If a child runs out in front of a car, it is not a negative thought to run after them. If someone is having a heart attack, it is not a negative thought to call for an ambulance and perform CPR. If 1% of the world's population is ruining the future for all life on Earth, it is not a negative thought to call them on it and try to correct the situation. I mean, what is the "positive thought" about the end of life on our beautiful, precious planet? And how can thinking positive thoughts change anything?

Maybe I'm a quantum physics illiterate (it's always struck me as a cop out, or selfish and self-absorbed somehow), but with 1% trying to suck every last drop of fossil fuel out of the ground and burn it up for profit, and most of the 99% either struggling to get by or watching TV to avoid the pain of the spiritual emptiness they feel, that doesn't leave very many of us to EXPRESS OUTRAGE!!!!

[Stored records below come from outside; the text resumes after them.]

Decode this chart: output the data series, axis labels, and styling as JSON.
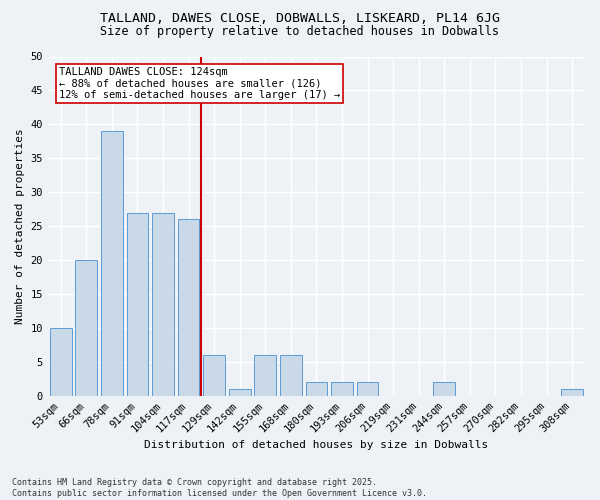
{
  "title1": "TALLAND, DAWES CLOSE, DOBWALLS, LISKEARD, PL14 6JG",
  "title2": "Size of property relative to detached houses in Dobwalls",
  "xlabel": "Distribution of detached houses by size in Dobwalls",
  "ylabel": "Number of detached properties",
  "categories": [
    "53sqm",
    "66sqm",
    "78sqm",
    "91sqm",
    "104sqm",
    "117sqm",
    "129sqm",
    "142sqm",
    "155sqm",
    "168sqm",
    "180sqm",
    "193sqm",
    "206sqm",
    "219sqm",
    "231sqm",
    "244sqm",
    "257sqm",
    "270sqm",
    "282sqm",
    "295sqm",
    "308sqm"
  ],
  "values": [
    10,
    20,
    39,
    27,
    27,
    26,
    6,
    1,
    6,
    6,
    2,
    2,
    2,
    0,
    0,
    2,
    0,
    0,
    0,
    0,
    1
  ],
  "bar_color": "#c9d9e8",
  "bar_edge_color": "#5b9bd5",
  "vline_index": 6,
  "vline_color": "#cc0000",
  "annotation_text": "TALLAND DAWES CLOSE: 124sqm\n← 88% of detached houses are smaller (126)\n12% of semi-detached houses are larger (17) →",
  "annotation_box_color": "#ffffff",
  "annotation_box_edge": "#cc0000",
  "ylim": [
    0,
    50
  ],
  "yticks": [
    0,
    5,
    10,
    15,
    20,
    25,
    30,
    35,
    40,
    45,
    50
  ],
  "footnote": "Contains HM Land Registry data © Crown copyright and database right 2025.\nContains public sector information licensed under the Open Government Licence v3.0.",
  "bg_color": "#eef2f7",
  "grid_color": "#ffffff",
  "title_fontsize": 9.5,
  "subtitle_fontsize": 8.5,
  "axis_fontsize": 8,
  "tick_fontsize": 7.5,
  "footnote_fontsize": 6,
  "annot_fontsize": 7.5
}
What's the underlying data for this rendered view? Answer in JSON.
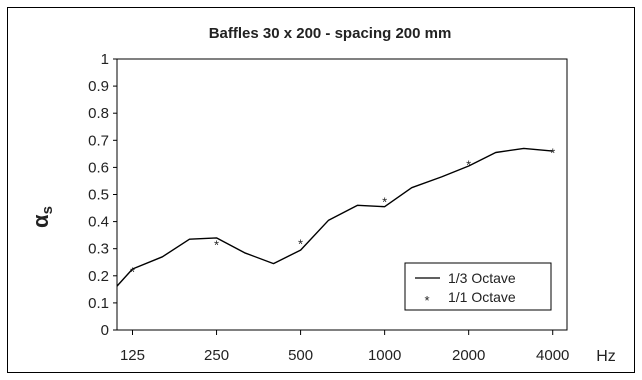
{
  "chart_data": {
    "type": "line",
    "title": "Baffles 30 x 200 - spacing 200 mm",
    "xlabel": "Hz",
    "ylabel": "αs",
    "ylabel_symbol": "α",
    "ylabel_subscript": "s",
    "x_scale": "log2",
    "xlim": [
      110,
      4500
    ],
    "ylim": [
      0,
      1
    ],
    "y_ticks": [
      "0",
      "0.1",
      "0.2",
      "0.3",
      "0.4",
      "0.5",
      "0.6",
      "0.7",
      "0.8",
      "0.9",
      "1"
    ],
    "x_ticks": [
      "125",
      "250",
      "500",
      "1000",
      "2000",
      "4000"
    ],
    "grid": false,
    "legend_position": "bottom-right",
    "series": [
      {
        "name": "1/3 Octave",
        "style": "line",
        "color": "#000000",
        "x": [
          100,
          125,
          160,
          200,
          250,
          315,
          400,
          500,
          630,
          800,
          1000,
          1250,
          1600,
          2000,
          2500,
          3150,
          4000
        ],
        "y": [
          0.115,
          0.225,
          0.27,
          0.335,
          0.34,
          0.285,
          0.245,
          0.295,
          0.405,
          0.46,
          0.455,
          0.525,
          0.565,
          0.605,
          0.655,
          0.67,
          0.66
        ]
      },
      {
        "name": "1/1 Octave",
        "style": "marker",
        "marker": "*",
        "color": "#8c8c8c",
        "x": [
          125,
          250,
          500,
          1000,
          2000,
          4000
        ],
        "y": [
          0.215,
          0.315,
          0.32,
          0.475,
          0.61,
          0.655
        ]
      }
    ]
  }
}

In other words, I'm with Justin Trudeau. If we don't start calling a spade a spade, and a piece of sh!t a piece of sh!t (that's Anglo-Saxon for hypocrite), then we will never garner enough outrage, political will or even interest in the climate change emergency.

So, yeah, I've decided that being real, feeling real, expressing real is more important than being nice and thinking positive thoughts (I've equated those two: nice and positive; if you can explain the distinction to me, I'd love to hear it).

My compassion is reserved for the children, and for those who are sick or on the streets or caring for others while working two jobs. The rest of us should be learning all about the climate change emergency and GETTING REALLY MAD!

p.s. We lost a giant this weekend. Vaclav Havel died in the Czech Republic. I'll leave you with one of his quotes. Though it might seem to contradict what I've just written, it doesn't. Lies and hatred can be concealed by niceness, while truth and love can come out in righteous anger.
Vaclav Havel: "Truth and love must prevail over lies and hatred."